Walter Reed is a medical center operated by the US Army. It is the medical flagship for this branch of the American forces. It spreads over about 110 acres in Washington D.C. And hosts over 150000 individuals. It is named in the memory of a doctor who proved that the yellow fever was not actually transmitted through a direct contact, but by particular species of mosquitoes. His discovery had a major role in the Panama Canal construction, which was ceased due to the wrong beliefs regarding the yellow fever. Reed’s work completely turned around the world of epidemiology. The medical center is among the facilities with the most impressive growth over the years. If in its first years it could barely hosts 80 beds, these days its bed capacity is around 5500 units.

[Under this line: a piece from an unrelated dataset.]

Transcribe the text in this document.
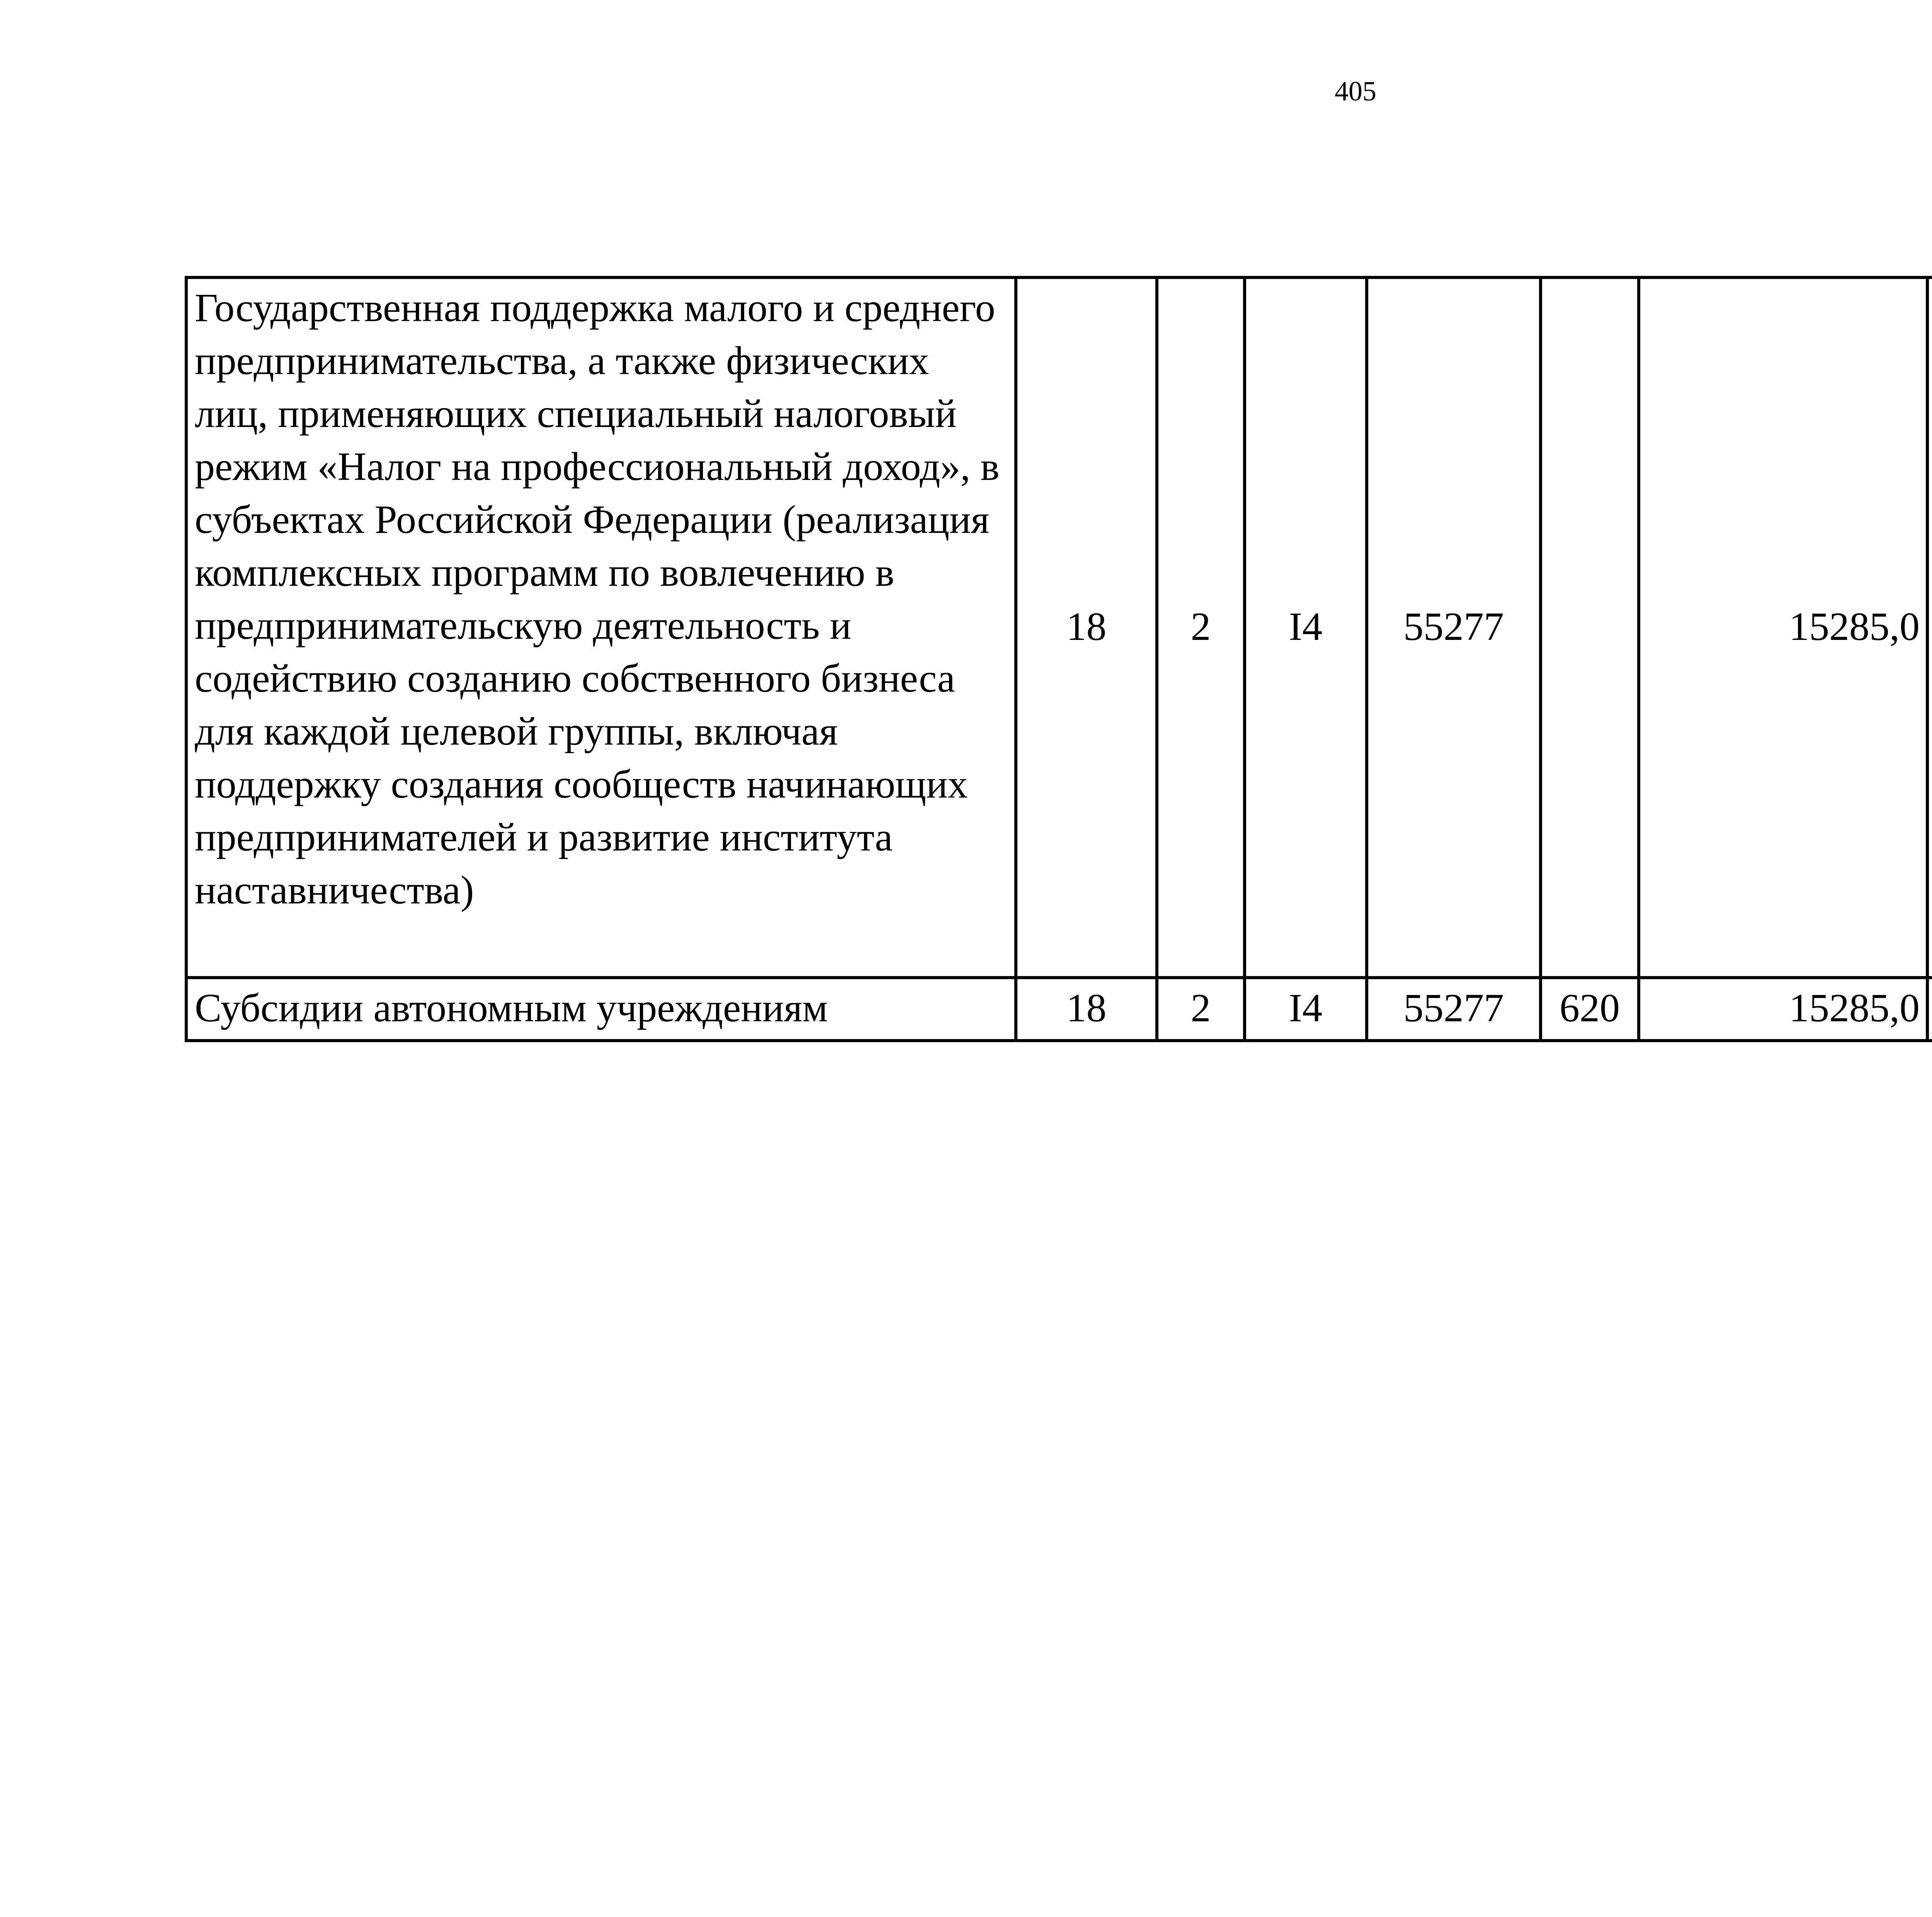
405
Государственная поддержка малого и среднего предпринимательства, а также физических лиц, применяющих специальный налоговый режим «Налог на профессиональный доход», в субъектах Российской Федерации (реализация комплексных программ по вовлечению в предпринимательскую деятельность и содействию созданию собственного бизнеса для каждой целевой группы, включая поддержку создания сообществ начинающих предпринимателей и развитие института наставничества)	18	2	I4	55277		15285,0		
Субсидии автономным учреждениям	18	2	I4	55277	620	15285,0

The center origins date back to the times of Fort Lesley J. McNair, which is actually the third oldest fort in the United States of America. The site was excellent for the defense of Washington D.C., therefore it was constantly improved and used as an arsenal and as a federal prison. The actual history as a medical center began in the first years of the 20-th century. The first patients were sent there in the spring of 1909. William Cline Borden was the one responsible with all the initiative tasks, from planning to organization. In its first years, the place was often referred to as Borden’s Dream, since it was basically one of the things he always fought for.
By 1977, the place was continuously improved. Every new building was assigned with a number. The general hospital was Building 1. Multiple such buildings and facilities were built over the years to maintain the Walter Reed medical center among the most advanced ones in the world. These days, the center is the common option of the most important people in the country, including the US president and vice president. The center is included in a particular health care network that covers 10 more similar facilities. However, none of them beats this one in size and importance.
In 2007, the leadership adopted a new form of therapy based on protons, after an agreement with the University of Pennsylvania. During the same year, the press published a multitude of articles related to the incapability of Walter Reed. It seems the soldiers and their families had to go through a nightmare before getting the care they needed. No one seemed to care about anything else but the bureaucratic papers. At the same time, the buildings and facilities were in a neglectful shape and physical damage. Many of the hospital leaders were fired or suspended.
In 2005, the BRAC commission recommended the relocation of this hospital to Maryland.
There are around 10 permanent units hosted at the Walter Reed medical center. Some of them include the North Atlantic Regional Medical Command, the Armed Forces Institute of Pathology, the Walter Reed Army Institute of Research or the National Museum of Health and Medicine.